Anderen -niemand wil met zijn naam in de krant- betuigen hun steun aan de extra politiesurveillances die burgemeester Robbertsen van Ede maandag aankondigde. „Ze moeten ze opsluiten, dat tuig”, zegt een voorbijganger. „Het hele dorp weet wie de raddraaiers zijn. Maar iedereen houdt hun de hand boven het hoofd. De een uit angst voor represailles, de ander omdat hij het allemaal maar laat gaan. En zo gaat de jeugd naar de bliksem.”
Toch is de overlast voor een deel al teruggedrongen. Dat zegt Fred Siep, beheerder van café Celebration aan het Dorpsplein. Rondom ’zijn’ café was het een halfjaar geleden wekelijks raak. Sinds de gemeente Ede hem echter een boze brief stuurde, probeert de uitbater de cafébezoekers meer in toom te houden. „We maken ze duidelijk dat ze hier niet meer welkom zijn als ze rotzooi trappen. Wij hebben er natuurlijk geen belang bij dat ons café uitgroeit tot grootste overlastpunt van het dorp.”
Siep heeft naar eigen zeggen „goede gesprekken” gehad met omwonenden. „Maar ik kan natuurlijk niet voorkomen dat de jeugd hier 50 meter verderop bij de bankjes op het plein gaat zitten.”
De groep die verantwoordelijk wordt gehouden voor de onrust in het dorp, bezoekt voor het overgrote deel een illegale ”keet” aan de Essenbroekerweg. Die is gehuisvest in een bakhuis naast een boerderij. Daar drinken ze zich een stuk in de kraag, om vervolgens de boel op stelten te gaan zetten.
„Dat ze zuipen is al erg”, zegt een meisje, „maar laten ze daar anderen niet door hinderen. Er zijn genoeg keten in de buurt waar niemand last van heeft. Maar het loopt hier echt de spuigaten uit. Het begint al met hoe ze naar de keet toerijden. Over het fietspad, met de auto. En dan scheuren, hè. Pas zag ik er ’s middags om 13.00 uur al iemand heensjezen. Levensgevaarlijk. Je moet er niet aan denken dat je met je fiets of skeelers daar rijdt. Je kunt geen kant op.”
De jongeren aanspreken op hun gedrag betitelen dorpsbewoners als „zinloos.” Een jonge vrouw: „Er zijn er wel die het doen, maar het helpt niks. Je krijgt dat bovendien gegarandeerd betaald gezet.”
Of de extra politie-inzet helpt, wordt ook betwijfeld. „Dat werkt vaak als een rode lap op een stier. Het gaat er dan al gauw om wie de politie het meest durft te provoceren.”
„Er moet gewoon meer te doen zijn voor jongeren”, zegt cafébaas Siep. „Maar wat?
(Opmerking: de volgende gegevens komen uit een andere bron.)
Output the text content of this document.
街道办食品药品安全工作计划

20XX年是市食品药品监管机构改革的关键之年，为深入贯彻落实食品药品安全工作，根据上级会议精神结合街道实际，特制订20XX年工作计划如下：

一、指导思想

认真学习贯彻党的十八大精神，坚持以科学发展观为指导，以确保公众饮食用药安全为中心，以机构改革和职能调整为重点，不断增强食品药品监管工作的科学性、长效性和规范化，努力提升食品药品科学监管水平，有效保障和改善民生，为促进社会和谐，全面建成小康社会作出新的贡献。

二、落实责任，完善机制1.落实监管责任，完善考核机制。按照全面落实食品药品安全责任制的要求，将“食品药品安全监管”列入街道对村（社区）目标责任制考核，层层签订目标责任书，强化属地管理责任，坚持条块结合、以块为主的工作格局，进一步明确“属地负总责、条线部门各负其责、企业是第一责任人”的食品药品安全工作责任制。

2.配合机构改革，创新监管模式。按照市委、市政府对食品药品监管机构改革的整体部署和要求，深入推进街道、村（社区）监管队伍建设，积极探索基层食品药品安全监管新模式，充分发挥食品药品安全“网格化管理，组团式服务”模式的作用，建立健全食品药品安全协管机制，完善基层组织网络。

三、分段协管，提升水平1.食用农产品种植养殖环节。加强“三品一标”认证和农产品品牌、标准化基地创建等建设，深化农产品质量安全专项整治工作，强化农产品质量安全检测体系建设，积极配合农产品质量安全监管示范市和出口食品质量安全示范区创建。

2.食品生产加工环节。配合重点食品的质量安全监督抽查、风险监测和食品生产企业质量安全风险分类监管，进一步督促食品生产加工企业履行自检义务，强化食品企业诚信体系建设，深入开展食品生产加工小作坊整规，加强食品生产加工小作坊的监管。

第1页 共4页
Ik zou het ook niet precies weten.”
Een mentaliteitsverandering? Een oude man met pet denkt dat dat ook niet zal gaan. „Die jongeren laten zich hun vrije leventje door niemand afpakken. Bovendien horen die keten er in deze streek helemaal bij. Zelfs de meest reformatorische ouders laten hun kinderen er heengaan. Daar zit het probleem al. Wekerommers kunnen wel die jongeren de schuld geven van alles, maar iedereen zou eerst maar eens naar zichzelf moeten kijken.”